Henderson Park, the investment management firm led by former Mount Kellett head of Europe Nick Weber, has secured senior debt from Blackstone Real Estate Debt Strategies (BREDS) to fund its first office investment in London.
The firm has acquired Athene Place at 66 Shoe Lane from Commerz Real, a subsidiary of Germany’s Commerzbank. The purchase price was not disclosed, but it is understood to be around £101 million (€114.4 million).
The transaction has been financed with an acquisition loan providing 65 percent of the cost of the acquisition, while BREDS will also provide future capex financing, Real Estate Capital understands.
Athene Place is a 147,000-square-feet office building in a prime location in London’s Midtown.
Endurance Land, which partnered Henderson Park in the deal, said last November the firms had exchanged contracts to buy the property. According to Endurance Land’s website, the building is held long leasehold at a peppercorn rent with an unexpired term of 135 years, while Deloitte occupies all the office space on a lease that runs until March 2027, paying rent of £38.64 per square foot. The retail space is let to Caffe Nero and Balls Brothers.
The investment will capitalise on strong demand from occupiers looking to locate in this sub-market of London, Henderson Park said, noting that the area has a vacancy rate of below 4 percent.
The deal marks Henderson Park’s 11th investment and its first in the London office market.
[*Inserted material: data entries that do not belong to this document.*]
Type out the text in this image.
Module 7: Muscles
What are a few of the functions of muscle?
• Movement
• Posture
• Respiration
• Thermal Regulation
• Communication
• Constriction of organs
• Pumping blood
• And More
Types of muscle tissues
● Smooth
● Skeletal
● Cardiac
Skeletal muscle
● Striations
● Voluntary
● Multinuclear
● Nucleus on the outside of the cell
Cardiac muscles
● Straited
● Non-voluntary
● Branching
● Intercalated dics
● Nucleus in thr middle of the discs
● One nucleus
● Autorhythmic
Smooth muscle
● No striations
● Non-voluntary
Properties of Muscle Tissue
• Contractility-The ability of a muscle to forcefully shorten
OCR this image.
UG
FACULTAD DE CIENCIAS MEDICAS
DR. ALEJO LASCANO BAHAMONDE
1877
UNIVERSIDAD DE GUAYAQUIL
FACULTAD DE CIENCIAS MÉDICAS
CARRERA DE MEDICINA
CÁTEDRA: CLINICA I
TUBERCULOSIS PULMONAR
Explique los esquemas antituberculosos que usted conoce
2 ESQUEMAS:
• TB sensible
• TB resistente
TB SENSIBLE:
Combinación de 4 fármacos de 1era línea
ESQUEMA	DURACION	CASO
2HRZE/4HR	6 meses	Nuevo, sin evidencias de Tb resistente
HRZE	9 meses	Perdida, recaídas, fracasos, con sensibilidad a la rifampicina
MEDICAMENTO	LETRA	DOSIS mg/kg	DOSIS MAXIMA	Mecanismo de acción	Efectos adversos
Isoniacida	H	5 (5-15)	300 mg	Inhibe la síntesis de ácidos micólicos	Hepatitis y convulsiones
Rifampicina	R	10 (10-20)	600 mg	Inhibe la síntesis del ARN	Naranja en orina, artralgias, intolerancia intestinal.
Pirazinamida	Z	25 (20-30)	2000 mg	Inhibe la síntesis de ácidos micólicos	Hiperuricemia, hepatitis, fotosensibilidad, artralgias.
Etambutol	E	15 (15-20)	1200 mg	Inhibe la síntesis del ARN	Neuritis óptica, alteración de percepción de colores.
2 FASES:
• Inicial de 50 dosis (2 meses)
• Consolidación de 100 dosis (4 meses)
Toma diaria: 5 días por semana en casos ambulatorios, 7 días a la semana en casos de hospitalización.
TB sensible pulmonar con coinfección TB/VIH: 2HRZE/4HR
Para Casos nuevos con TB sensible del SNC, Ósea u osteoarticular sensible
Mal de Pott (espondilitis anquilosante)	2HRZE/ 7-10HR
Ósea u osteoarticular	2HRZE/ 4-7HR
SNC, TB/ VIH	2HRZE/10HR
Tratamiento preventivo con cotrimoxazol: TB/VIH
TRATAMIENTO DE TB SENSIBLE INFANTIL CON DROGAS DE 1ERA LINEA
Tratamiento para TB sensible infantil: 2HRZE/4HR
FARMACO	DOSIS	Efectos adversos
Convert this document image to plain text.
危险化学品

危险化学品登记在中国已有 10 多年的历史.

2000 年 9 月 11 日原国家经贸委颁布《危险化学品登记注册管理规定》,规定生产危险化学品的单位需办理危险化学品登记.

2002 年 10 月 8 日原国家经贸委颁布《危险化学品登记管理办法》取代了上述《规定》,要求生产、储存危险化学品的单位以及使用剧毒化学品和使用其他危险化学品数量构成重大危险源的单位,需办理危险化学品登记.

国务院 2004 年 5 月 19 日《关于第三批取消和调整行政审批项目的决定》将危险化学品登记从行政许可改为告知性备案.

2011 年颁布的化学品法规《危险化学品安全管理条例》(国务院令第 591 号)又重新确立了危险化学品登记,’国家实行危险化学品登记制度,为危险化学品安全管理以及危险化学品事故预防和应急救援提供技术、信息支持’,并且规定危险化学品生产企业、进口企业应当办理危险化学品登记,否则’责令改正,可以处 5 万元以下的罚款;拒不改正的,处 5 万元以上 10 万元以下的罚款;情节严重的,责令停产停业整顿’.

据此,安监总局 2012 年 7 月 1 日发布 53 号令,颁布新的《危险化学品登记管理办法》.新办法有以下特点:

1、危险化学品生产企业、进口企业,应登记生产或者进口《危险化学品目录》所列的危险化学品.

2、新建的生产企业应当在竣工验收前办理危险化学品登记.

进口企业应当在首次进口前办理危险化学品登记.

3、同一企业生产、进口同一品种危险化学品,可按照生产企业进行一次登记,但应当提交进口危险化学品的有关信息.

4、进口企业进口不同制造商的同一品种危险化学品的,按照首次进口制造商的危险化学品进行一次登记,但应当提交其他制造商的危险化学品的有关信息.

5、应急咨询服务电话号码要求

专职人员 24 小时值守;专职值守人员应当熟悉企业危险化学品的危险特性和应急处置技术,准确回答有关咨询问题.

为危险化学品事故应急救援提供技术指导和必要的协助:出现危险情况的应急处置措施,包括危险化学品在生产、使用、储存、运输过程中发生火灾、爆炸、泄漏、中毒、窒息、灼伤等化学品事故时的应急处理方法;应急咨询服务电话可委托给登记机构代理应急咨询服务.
Athene Place joins a portfolio of hospitality, multifamily, and office assets in London and other Western European capital cities.
“Athene Place is an exceptional building which has already begun to attract interest from tenants and which we believe has huge potential in one of London’s fastest-moving and best-connected sub-markets,” said Nick Weber, founding partner of Henderson Park.
Since Henderson Park launched around two years ago, the firm has pursued a value-add strategy amid a late-cycle European property market.
Weber told Real Estate Capital last December that “some air” had come out of the London offices bubble in the wake of Brexit. “We’ve just started looking at one or two deals in the office space where we’d turned down 20 deals before,” he noted.